Fraude en el pescado: ¿qué tienes en el plato?

Autor: Angela Pauly
Fecha: Febrero 21, 2013



Salvo que vivas debajo de una piedra, habrás oído hablar de la lasaña de carne de caballo que se ha convertido en una crisis de etiquetado en la UE. Cuando, como consumidores, vamos a una tienda o restaurante, esperamos que nos den aquello por lo que pagamos, y me parece que eso es un derecho que tenemos frente a gobiernos y comercios de alimentación.

Lamentablemente, el problema no termina con la ternera, sino que también se extiende al pescado. Nuestros colegas de Estados Unidos han difundido hoy un informe en el que destapan un fraude que abarca todo el país. En una de las mayores investigaciones realizadas a día de hoy sobre el fraude en el pescado, los tests de ADN han confirmado que el 33% de 1.215 muestras de pescado recogidas por Oceana en 674 comercios estadounidenses estaban mal etiquetadas, llegando al 52% en California.

La Dra. Kimberly Warner, autora del informe y científica de Oceana, describe así los hallazgos: “Algunos de los sustitutos que hemos encontrado son alarmantes. Aparte de engañarles, a muchos consumidores se les niega el derecho a elegir en conciencia el pescado según sus inquietudes en materia de salud o medio ambiente”.

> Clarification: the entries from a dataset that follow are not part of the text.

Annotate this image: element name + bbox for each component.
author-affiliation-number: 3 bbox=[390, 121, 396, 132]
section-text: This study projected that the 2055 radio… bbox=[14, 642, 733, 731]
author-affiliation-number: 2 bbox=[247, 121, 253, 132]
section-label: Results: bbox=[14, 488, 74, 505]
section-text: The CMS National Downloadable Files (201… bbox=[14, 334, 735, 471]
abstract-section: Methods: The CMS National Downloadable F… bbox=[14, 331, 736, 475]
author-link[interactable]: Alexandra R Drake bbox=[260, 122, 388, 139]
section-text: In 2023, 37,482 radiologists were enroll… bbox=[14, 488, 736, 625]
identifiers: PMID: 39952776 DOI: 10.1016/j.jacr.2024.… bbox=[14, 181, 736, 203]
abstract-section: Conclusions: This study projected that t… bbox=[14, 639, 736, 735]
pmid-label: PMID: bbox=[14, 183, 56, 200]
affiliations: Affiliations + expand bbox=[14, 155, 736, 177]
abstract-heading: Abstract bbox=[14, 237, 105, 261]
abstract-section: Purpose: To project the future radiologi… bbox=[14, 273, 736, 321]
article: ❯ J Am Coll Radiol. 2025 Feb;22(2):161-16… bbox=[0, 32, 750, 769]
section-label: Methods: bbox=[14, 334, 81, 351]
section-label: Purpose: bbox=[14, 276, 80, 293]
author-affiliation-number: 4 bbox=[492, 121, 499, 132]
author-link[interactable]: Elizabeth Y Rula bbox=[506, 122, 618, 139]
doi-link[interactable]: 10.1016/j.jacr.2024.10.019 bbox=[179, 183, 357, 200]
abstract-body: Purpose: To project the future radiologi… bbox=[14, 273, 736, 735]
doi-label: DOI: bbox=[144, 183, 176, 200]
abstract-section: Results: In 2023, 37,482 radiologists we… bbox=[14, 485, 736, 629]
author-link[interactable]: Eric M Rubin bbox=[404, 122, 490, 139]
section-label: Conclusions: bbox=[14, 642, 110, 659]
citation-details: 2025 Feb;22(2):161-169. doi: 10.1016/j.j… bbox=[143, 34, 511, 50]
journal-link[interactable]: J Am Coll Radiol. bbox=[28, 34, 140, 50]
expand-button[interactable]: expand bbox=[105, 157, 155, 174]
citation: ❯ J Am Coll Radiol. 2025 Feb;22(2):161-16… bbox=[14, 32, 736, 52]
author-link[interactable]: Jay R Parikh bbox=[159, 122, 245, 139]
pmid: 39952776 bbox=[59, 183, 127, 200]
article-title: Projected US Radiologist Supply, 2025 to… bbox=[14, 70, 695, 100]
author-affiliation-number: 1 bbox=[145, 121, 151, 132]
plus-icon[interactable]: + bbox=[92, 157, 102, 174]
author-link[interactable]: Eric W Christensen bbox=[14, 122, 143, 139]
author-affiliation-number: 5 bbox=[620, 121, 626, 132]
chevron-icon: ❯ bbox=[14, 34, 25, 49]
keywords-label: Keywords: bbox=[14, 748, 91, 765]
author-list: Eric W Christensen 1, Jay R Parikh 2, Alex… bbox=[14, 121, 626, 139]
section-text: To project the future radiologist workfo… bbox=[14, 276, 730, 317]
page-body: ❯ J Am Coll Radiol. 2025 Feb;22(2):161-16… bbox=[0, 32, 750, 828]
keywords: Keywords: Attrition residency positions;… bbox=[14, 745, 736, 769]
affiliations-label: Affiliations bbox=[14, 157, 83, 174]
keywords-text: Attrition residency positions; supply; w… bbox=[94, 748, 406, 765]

¿Y esto qué tiene que ver con Europa, os preguntaréis?

Bueno, todo.

Es verdad que no se ha hecho un informe a esta escala en UE, pero ya ha habido pruebas en diversos países europeos que sugieren problemas en el etiquetado. En 2011, un estudio reveló que en Irlanda el 28% de los productos de bacalao estaba mal etiquetado y provenía de variedades de bacalao menos sostenibles o especies más baratas, como bacaladilla, abadejo y carbonero. En países mediterráneos, como España, Italia o Malta, cuando el cliente pide pez espada (“emperador”) puede que reciba tintorera, similar en gusto y en apariencia, pero más barato.

Queda mucho que hacer para asegurarse de que la comida que compramos para nuestras familias es lo mismo que pone en el cartel de la tienda. Es fundamental que haya una concienciación pública. Desde que saltó la noticia del escándalo de la carne de caballo, este se ha convertido en un problema que la UE no puede ignorar, y esperamos que nuestros colegas de Estados Unidos convierten el fraude generalizado en el pescado en algo que el gobierno de este país tampoco pueda ignorar.